Langkahnya pasti menuju rumah yamh beraa di sekitar situ. Sebelumnya ia diantar oleh supir pribadinya Maminya dan nanti Maminya akna menyusul. Masa bodo, Maminya ingin menemuinya atau tidak
"Selamat datang," sapa seorang pria paruh baya.
Anrez hanya menatapnya bingung, ia tidak terbiasa berinteraksi dengan orang lain. Dia suka menyendiri karena itu lah hidupnya. Cowo itu menatap pria di hadapannya dengan angkuh, membuat orang itu menunduk.
"Mari saya antarkan ke kamarnya," katanya.
Anrez sekali lagi hanya menatapnya saja. Setelahnya pria itu meninggalkan dirinya sendiri di kamar. Matanya memandang sekeliling, kamar itu berbeda dengan miliknya di Jakarta. Mewah, tapi jauh lebih mewah kamarnya di Jakarta.
"Kamu sudah datang?
Ia menoleh, menatap kawan bicaranya. Pria yang mengajaknya bicara adalah rekan Maminya yang pernah datang ke Jakarta. Pria itu tersenyum kepadanya, lalu mulai mendekat ke arahnya. Hah, orang baru membuatnya repot.
"Gimana tadi perjalanannya?" Tanya pria itu seolah berbicara sambil berkumur.
"Bagus. Kota ini keren juga, walau gak sekeren di Jakarta," jawabnya terdengar ketus.

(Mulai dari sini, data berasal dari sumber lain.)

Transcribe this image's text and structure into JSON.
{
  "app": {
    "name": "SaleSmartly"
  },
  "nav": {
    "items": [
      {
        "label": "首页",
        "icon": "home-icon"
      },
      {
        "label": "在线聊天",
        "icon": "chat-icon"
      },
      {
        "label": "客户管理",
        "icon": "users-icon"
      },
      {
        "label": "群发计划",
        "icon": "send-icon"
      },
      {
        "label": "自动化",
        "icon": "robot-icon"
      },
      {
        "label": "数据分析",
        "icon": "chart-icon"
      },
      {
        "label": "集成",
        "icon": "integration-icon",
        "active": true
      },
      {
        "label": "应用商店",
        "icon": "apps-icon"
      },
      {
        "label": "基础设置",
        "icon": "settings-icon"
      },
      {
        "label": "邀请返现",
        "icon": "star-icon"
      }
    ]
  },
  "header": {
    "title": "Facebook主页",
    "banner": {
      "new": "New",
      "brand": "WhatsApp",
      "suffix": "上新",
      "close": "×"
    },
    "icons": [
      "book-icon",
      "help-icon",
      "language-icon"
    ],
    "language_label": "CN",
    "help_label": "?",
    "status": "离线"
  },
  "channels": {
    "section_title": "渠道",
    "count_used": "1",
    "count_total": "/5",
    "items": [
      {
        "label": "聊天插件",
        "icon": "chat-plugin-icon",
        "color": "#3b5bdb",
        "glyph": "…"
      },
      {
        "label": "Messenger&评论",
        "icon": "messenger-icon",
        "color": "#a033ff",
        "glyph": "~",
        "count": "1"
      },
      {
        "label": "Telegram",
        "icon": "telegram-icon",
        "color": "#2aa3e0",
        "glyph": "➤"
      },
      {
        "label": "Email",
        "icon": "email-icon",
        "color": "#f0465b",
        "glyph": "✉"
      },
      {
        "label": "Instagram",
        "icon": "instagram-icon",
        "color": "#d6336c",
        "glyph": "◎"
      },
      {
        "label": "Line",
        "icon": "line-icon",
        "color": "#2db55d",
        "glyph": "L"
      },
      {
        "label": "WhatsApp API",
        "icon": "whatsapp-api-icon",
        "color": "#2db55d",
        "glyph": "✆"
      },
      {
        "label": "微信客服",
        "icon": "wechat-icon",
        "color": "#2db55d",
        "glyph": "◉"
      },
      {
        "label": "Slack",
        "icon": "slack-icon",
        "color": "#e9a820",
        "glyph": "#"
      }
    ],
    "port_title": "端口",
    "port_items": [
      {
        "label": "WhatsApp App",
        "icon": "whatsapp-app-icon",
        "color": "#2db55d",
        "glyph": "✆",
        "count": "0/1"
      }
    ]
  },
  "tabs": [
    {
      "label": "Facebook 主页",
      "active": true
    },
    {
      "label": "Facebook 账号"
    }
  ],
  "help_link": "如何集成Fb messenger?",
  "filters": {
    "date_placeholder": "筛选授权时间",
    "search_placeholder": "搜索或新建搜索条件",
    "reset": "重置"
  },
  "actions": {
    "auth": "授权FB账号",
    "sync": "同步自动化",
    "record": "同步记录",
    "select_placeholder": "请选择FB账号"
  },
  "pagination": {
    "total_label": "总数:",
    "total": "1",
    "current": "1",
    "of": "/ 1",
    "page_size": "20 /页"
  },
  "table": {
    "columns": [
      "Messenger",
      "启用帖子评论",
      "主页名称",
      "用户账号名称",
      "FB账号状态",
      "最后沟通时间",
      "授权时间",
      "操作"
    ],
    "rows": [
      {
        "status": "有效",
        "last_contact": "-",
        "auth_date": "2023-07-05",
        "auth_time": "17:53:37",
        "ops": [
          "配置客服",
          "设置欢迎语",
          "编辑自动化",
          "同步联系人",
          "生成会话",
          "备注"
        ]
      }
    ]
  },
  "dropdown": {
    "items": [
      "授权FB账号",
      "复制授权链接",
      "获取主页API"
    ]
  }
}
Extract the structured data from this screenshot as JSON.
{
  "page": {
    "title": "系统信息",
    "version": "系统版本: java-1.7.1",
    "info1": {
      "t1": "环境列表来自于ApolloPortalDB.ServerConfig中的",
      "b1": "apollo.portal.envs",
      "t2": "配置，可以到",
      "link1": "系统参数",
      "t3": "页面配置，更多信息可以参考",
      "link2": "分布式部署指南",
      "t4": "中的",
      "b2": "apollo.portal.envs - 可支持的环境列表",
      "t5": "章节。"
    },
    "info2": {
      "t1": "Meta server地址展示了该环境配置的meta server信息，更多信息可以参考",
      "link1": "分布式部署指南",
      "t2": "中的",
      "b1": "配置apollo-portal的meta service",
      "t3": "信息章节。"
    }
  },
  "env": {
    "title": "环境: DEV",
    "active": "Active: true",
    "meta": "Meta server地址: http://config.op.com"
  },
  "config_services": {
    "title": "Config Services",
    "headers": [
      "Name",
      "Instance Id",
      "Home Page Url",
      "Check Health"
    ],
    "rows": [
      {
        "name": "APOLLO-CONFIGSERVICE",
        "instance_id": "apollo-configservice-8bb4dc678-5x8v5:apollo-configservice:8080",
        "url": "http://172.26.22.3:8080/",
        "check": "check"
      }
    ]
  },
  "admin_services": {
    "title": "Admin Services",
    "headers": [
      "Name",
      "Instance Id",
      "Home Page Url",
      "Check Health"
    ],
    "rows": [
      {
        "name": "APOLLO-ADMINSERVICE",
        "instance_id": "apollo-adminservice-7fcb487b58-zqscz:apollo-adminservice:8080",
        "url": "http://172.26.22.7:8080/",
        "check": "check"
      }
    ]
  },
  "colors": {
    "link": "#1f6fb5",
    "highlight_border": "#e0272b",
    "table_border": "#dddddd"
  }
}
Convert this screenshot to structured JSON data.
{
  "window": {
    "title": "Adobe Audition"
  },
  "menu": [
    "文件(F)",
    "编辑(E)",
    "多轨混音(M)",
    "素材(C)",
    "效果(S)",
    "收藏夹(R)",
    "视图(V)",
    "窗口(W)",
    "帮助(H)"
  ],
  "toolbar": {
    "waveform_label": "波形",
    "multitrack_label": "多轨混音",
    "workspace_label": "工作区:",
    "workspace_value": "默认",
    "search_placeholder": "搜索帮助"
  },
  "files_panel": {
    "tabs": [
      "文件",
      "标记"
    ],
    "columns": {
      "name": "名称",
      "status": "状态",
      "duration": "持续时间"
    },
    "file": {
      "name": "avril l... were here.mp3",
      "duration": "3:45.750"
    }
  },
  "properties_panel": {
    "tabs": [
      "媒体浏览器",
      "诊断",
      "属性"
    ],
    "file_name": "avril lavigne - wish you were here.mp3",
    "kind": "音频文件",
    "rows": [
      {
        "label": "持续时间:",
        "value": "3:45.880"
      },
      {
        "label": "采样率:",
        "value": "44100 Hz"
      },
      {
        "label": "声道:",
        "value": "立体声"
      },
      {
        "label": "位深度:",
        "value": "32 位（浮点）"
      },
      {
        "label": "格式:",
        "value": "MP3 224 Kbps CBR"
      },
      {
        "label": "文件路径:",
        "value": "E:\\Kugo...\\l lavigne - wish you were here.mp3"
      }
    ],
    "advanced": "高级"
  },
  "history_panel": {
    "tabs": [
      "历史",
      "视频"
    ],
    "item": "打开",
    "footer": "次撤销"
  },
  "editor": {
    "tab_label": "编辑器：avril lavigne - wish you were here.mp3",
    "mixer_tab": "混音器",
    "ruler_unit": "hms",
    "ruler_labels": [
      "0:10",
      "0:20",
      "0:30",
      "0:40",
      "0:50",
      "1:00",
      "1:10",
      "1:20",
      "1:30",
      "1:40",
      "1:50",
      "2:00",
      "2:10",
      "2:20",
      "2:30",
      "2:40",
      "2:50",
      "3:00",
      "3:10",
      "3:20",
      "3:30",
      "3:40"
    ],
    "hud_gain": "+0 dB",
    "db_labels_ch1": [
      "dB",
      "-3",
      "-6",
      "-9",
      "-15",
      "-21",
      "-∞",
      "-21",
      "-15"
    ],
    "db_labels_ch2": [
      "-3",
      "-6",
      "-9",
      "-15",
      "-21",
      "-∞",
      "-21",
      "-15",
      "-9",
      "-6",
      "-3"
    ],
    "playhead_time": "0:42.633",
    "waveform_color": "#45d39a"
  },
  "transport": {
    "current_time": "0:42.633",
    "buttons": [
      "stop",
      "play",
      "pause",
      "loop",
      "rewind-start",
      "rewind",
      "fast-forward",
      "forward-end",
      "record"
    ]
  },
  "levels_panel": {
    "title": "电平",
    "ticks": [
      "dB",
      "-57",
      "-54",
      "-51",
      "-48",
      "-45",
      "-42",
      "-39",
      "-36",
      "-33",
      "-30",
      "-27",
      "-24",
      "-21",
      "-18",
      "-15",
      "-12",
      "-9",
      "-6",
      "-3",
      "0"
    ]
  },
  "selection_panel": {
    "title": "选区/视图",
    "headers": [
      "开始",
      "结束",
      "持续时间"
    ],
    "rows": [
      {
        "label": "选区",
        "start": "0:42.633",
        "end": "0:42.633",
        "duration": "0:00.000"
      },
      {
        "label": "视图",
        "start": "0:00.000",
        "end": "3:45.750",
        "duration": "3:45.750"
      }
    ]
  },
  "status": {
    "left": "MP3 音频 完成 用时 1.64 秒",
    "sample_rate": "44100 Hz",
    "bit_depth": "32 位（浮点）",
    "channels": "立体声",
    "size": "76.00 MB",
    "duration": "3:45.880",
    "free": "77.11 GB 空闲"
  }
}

"Rez, Mami kamu sudah menitipkan kamu ke Oom. Jadi, kedepannya, kamu harus menuruti semua ucapan Oom, termasuk hidup tanpa kemewahan disini," katanya.
Anrez menghela napas panjang. Jelas saja hidup tanpa kemewahan, karena rumahnya sekarang berada di pedesaan yang jauh dari kota. Maminya memang sengaja melemparnya kemari.
"Oke," jawabnya seraya menyipit.
Pria itu menganguk, "Istirahat dulu ya, nanti kita harus mengunjungi ke suatu tempat," pesannya sebelum meninggalkan kamarnya.
Sore hari Anrez pergi bersama Oom Axel menuju tempat yang ia katakan sebelumnya. Ternyata tidak begitu jauh dari tempat tinggalnya, hanya tinggal beberapa langkah saja sudah sampai ke rumahnya.
"Ayo masuk!
Ketika kakinya menapak depan rumah itu, seorang pria paruh baya jalan tergopoh ke arahnya. Menunduk sebentar pada Oom Axel dan mempersilahkan masuk.
"Begini, saya ingin ketemu Anya. Dia ada dimana ya?" Tanya Axel pada pria di hadapannya.
"Mohon maaf, ada keperluan apa mencari anak saya?" Tanya pria itu sopan.
Anrez melirik kedua pria itu yang saling berbicara. Satu hal yang ia tangkap dari pembicaraan keduanya, nama Anya. Ah entahlah siapa dia, ia juga tidak mau peduli.
"Pak Axel, ada apa?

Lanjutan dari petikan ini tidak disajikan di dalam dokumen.